Teachers' union abandons talks over new service sector organisation
In July 1998, the German Teachers and Science Union (GEW) abandoned talks with five other German trade unions on the creation of a new single service sector union organisation.
In October 1997, the presidents of six German service sector trade unions signed a general declaration on restructuring the trade union organisations in the service sector DE9710233F). Five months later, in February 1998, the six unions published a common draft for a "political platform on the restructuring of trade union representation of interests in the service sector" (Politische Plattform zur Neustrukturierung der gewerkschaftlichen Interessenvertretung im Dienstleistungsbereich) (DE9803256N).
At the beginning of July 1998, the Teachers and Science Union (Gewerkschaft Erziehung und Wissenschaft, GEW) abandoned the talks with the other unions. The decision was taken by the GEW executive board and the chairs of its 16 regional member associations at their annual meeting on 9-10 July 1998 in Dresden. The final decision is still to be taken at the general executive committee meeting on 25-26 September 1998. In 1997, GEW had 289,014 members (DE9803153F). Without GEW, a new German service sector union would still have about 3.3 million members (on current figures).

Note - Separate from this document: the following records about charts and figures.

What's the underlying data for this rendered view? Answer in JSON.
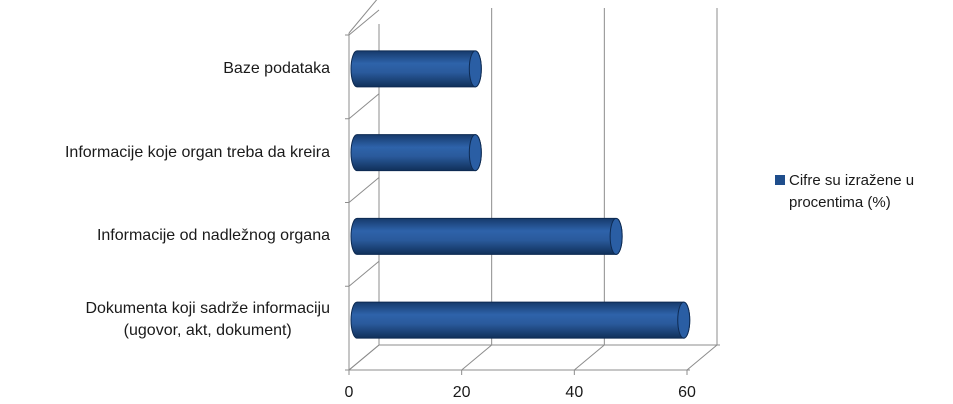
{
  "chart_data": {
    "type": "bar",
    "orientation": "horizontal",
    "style": "3d-cylinder",
    "categories": [
      "Baze podataka",
      "Informacije koje organ treba da kreira",
      "Informacije od nadležnog organa",
      "Dokumenta koji sadrže informaciju (ugovor, akt, dokument)"
    ],
    "category_lines": [
      [
        "Baze podataka"
      ],
      [
        "Informacije koje organ treba da kreira"
      ],
      [
        "Informacije od nadležnog organa"
      ],
      [
        "Dokumenta koji sadrže informaciju",
        "(ugovor, akt, dokument)"
      ]
    ],
    "series": [
      {
        "name": "Cifre su izražene u procentima (%)",
        "values": [
          21,
          21,
          46,
          58
        ]
      }
    ],
    "xlim": [
      0,
      60
    ],
    "xticks": [
      "0",
      "20",
      "40",
      "60"
    ],
    "grid": true,
    "legend": "right",
    "bar_color": "#1f4e8c"
  }
}
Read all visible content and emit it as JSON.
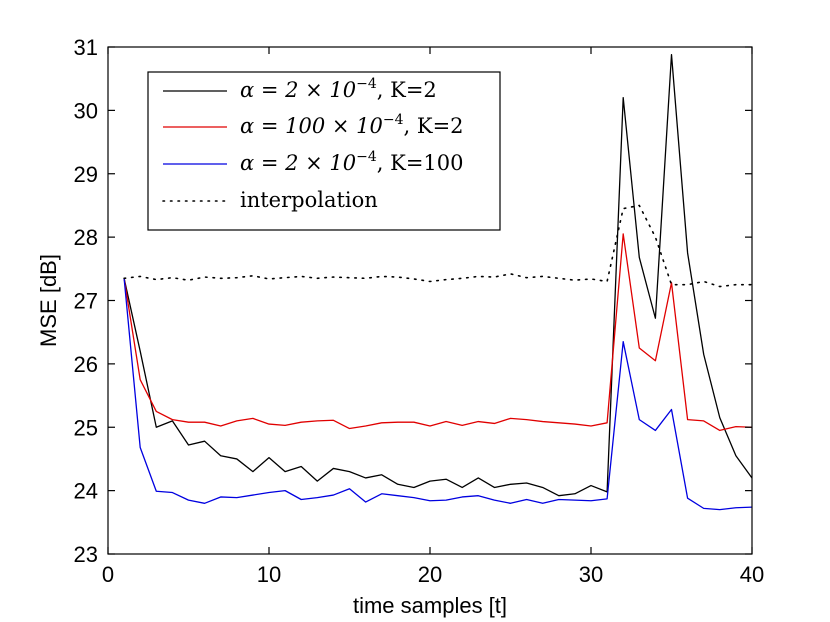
{
  "chart_data": {
    "type": "line",
    "title": "",
    "xlabel": "time samples [t]",
    "ylabel": "MSE [dB]",
    "xlim": [
      0,
      40
    ],
    "ylim": [
      23,
      31
    ],
    "xticks": [
      0,
      10,
      20,
      30,
      40
    ],
    "yticks": [
      23,
      24,
      25,
      26,
      27,
      28,
      29,
      30,
      31
    ],
    "grid": false,
    "legend_position": "top-left",
    "x": [
      1,
      2,
      3,
      4,
      5,
      6,
      7,
      8,
      9,
      10,
      11,
      12,
      13,
      14,
      15,
      16,
      17,
      18,
      19,
      20,
      21,
      22,
      23,
      24,
      25,
      26,
      27,
      28,
      29,
      30,
      31,
      32,
      33,
      34,
      35,
      36,
      37,
      38,
      39,
      40
    ],
    "series": [
      {
        "name": "α = 2 × 10^-4, K=2",
        "legend_math": "α = 2 × 10",
        "legend_exp": "−4",
        "legend_suffix": ", K=2",
        "color": "#000000",
        "style": "solid",
        "values": [
          27.35,
          26.2,
          25.0,
          25.1,
          24.72,
          24.78,
          24.55,
          24.5,
          24.3,
          24.52,
          24.3,
          24.38,
          24.15,
          24.35,
          24.3,
          24.2,
          24.25,
          24.1,
          24.05,
          24.15,
          24.18,
          24.05,
          24.2,
          24.05,
          24.1,
          24.12,
          24.05,
          23.92,
          23.95,
          24.08,
          23.98,
          30.2,
          27.68,
          26.72,
          30.88,
          27.75,
          26.15,
          25.15,
          24.55,
          24.2
        ]
      },
      {
        "name": "α = 100 × 10^-4, K=2",
        "legend_math": "α = 100 × 10",
        "legend_exp": "−4",
        "legend_suffix": ", K=2",
        "color": "#e00000",
        "style": "solid",
        "values": [
          27.35,
          25.75,
          25.25,
          25.12,
          25.08,
          25.08,
          25.02,
          25.1,
          25.14,
          25.05,
          25.03,
          25.08,
          25.1,
          25.11,
          24.98,
          25.02,
          25.07,
          25.08,
          25.08,
          25.02,
          25.09,
          25.03,
          25.09,
          25.06,
          25.14,
          25.12,
          25.09,
          25.07,
          25.05,
          25.02,
          25.07,
          28.05,
          26.25,
          26.05,
          27.28,
          25.12,
          25.1,
          24.95,
          25.01,
          25.0
        ]
      },
      {
        "name": "α = 2 × 10^-4, K=100",
        "legend_math": "α = 2 × 10",
        "legend_exp": "−4",
        "legend_suffix": ", K=100",
        "color": "#0000e0",
        "style": "solid",
        "values": [
          27.35,
          24.68,
          23.99,
          23.97,
          23.85,
          23.8,
          23.9,
          23.89,
          23.93,
          23.97,
          24.0,
          23.86,
          23.89,
          23.93,
          24.03,
          23.82,
          23.95,
          23.92,
          23.89,
          23.84,
          23.85,
          23.9,
          23.92,
          23.85,
          23.8,
          23.86,
          23.8,
          23.86,
          23.85,
          23.84,
          23.87,
          26.35,
          25.12,
          24.95,
          25.28,
          23.88,
          23.72,
          23.7,
          23.73,
          23.74
        ]
      },
      {
        "name": "interpolation",
        "legend_text": "interpolation",
        "color": "#000000",
        "style": "dotted",
        "values": [
          27.35,
          27.38,
          27.33,
          27.36,
          27.32,
          27.37,
          27.35,
          27.36,
          27.39,
          27.34,
          27.36,
          27.38,
          27.35,
          27.37,
          27.36,
          27.35,
          27.38,
          27.37,
          27.34,
          27.3,
          27.33,
          27.35,
          27.38,
          27.37,
          27.42,
          27.36,
          27.38,
          27.35,
          27.32,
          27.34,
          27.3,
          28.45,
          28.5,
          28.0,
          27.25,
          27.25,
          27.3,
          27.22,
          27.25,
          27.25
        ]
      }
    ]
  }
}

The reason for this change of mind is the fear among an increasing number of its officials and regional committees that GEW would lose its independence and identity within a new large service sector union. During the initial talks on the merger, GEW tried to create a mostly independent branch union (Fachgewerkschaft) within the framework of the new organisation. For a large proportion of GEW members, this did not seem realistic.
GEW announced that it would continue its close cooperation with the other DGB unions and the German White-Collar Workers' Union (Deutsche Angestellten-Gewerkschaft, DAG), especially as regards education and collective bargaining policy.